SFA pursue eight-game ban for Celtic's Neil Lennon
Tempers fray in Old Firm Cup tie
The Scottish Football Association has informed Celtic by letter that its intention was to double manager Neil Lennon's touchline suspension.
Lennon was serving a four-match ban when he picked up a second misconduct charge for an altercation with Rangers assistant manager Ally McCoist.
Celtic's interpretation of SFA rules would result in the bans running concurrently from 16 March.
But the SFA says the punishments should run consecutively.
While the SFA concedes that its regulations do not stipulate that managers must serve consecutive bans, it argues that it has been the habit.
However, Celtic are almost certain to challenge that, with Lennon's lawyer saying the SFA "appears to be institutionally dysfunctional".
Prior to the SFA letter being sent to Celtic Park, Paul McBride QC warned that the club would take further action if the SFA tries to impose the bans consecutively.
"I wish the SFA would start to grow up and behave responsibly," he told BBC Scotland.
Celtic chose not to contest Lennon's four-match suspension, citing "the wider interests of the club and Scottish football", following a touchline argument with McCoist.
They did so in the belief that he would serve a total of five games on the sidelines because the new suspension came into force one match into his previous four-match ban.
Celtic's case is based on the rule that a punishment begins 14 days after the offence.
Everyone who is sensible and who can read will see from the rules that ought to run from the 16 March
Paul McBride QC
"The ban will start from 16 March," said McBride. "That started in the Inverness Caley game.

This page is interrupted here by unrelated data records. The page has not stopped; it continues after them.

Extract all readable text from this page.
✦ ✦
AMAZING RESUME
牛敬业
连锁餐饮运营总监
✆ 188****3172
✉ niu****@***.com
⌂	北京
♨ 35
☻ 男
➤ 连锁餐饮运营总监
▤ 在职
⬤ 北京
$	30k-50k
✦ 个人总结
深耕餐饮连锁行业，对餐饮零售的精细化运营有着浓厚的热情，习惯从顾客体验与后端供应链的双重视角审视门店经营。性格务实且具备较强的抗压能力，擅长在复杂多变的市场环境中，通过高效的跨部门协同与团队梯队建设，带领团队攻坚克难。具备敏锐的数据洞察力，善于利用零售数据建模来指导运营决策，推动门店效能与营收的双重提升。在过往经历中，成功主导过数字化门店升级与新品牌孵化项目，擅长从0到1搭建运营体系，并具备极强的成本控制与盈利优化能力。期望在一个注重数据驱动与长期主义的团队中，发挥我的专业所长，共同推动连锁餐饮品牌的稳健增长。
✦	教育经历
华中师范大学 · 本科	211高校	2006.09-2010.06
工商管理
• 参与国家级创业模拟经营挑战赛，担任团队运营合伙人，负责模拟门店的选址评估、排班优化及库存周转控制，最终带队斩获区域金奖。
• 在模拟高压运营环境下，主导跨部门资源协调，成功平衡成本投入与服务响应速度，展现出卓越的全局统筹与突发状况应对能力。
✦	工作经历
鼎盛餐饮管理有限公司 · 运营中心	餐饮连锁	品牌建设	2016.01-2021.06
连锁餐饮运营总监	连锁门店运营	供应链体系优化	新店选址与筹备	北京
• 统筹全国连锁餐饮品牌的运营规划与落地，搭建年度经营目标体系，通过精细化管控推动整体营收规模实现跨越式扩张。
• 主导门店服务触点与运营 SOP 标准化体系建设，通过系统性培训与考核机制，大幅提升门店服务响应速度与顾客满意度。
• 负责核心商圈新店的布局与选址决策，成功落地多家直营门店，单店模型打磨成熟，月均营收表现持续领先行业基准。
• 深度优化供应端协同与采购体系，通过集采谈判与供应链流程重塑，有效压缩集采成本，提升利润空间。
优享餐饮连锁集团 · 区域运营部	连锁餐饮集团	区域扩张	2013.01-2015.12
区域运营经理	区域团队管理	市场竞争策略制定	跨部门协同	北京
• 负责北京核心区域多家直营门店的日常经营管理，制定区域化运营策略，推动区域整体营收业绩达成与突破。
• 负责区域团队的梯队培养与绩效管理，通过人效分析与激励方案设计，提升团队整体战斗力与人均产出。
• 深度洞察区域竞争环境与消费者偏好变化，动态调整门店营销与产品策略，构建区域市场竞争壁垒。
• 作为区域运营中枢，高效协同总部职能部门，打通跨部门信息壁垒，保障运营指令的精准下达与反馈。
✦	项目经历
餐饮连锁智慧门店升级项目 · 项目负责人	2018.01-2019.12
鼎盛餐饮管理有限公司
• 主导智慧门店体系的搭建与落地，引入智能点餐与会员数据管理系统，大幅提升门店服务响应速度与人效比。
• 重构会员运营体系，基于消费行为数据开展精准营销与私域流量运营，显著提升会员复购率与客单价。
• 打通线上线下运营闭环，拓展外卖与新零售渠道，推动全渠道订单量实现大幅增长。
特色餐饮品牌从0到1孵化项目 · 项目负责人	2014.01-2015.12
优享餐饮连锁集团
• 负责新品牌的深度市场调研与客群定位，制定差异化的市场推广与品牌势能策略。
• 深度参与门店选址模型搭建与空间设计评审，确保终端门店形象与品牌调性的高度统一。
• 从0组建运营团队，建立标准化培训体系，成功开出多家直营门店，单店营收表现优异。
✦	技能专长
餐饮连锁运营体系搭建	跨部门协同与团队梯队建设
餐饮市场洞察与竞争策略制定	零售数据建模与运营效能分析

And, once that is completed, that is the end of the matter.
"There have been rumours out there, and the SFA won't answer any questions about whether it is an eight-match ban, four plus four, but that's not the case.
"Nothing the SFA do surprise me any more. I thought it was a simple matter to confirm whether it is a four-match ban or an eight-match ban.
"But, as a matter of law, there is no question in my mind at all, it is a four-match ban."
Celtic believe that Lennon should be back in the dugout for their Scottish Cup semi-final with Aberdeen on the weekend of 16/17 April and McBride was clear about what their manager should do that day.
"He should enter the dugout and get on with the game," he said. "If the SFA believe it is an eight-match ban then the referee would go over and presumably attempt to send him to the stand.
"It may be, at that point, Celtic would consider their position about protective action in relation to their manager."
McBride accepts that the situation has become "messy" but believes Celtic have done nothing wrong despite other clubs having in the past accepted consecutive bans.
"I have looked at the SFA rules in some detail," said the QC. "There is provision for players to serve consecutive bans. There is no provision for managers or club officials to serve consecutive bans at all.
"Neil Lennon did not challenge the fact that he should have received some kind of suspension.
"He got a four-match suspension. He didn't appeal that. He accepted his conduct fell below an appropriate standard.
"The only dispute apparently in the minds of the SFA is whether it is consecutive or concurrent.
"Everyone who is sensible and who can read will see from the rules that ought to run from the 16 March."
Lennon has watched Celtic's last two outings from the stand following his dismissal and an excessive misconduct charge for his behaviour during a defeat by Hearts in November.
The sending off incurred an automatic two-match ban, while an extra four games were added for Lennon's heated exchange with match officials.
That six-game penalty was later reduced to four on appeal, with Celtic citing irregularities in the SFA's procedure.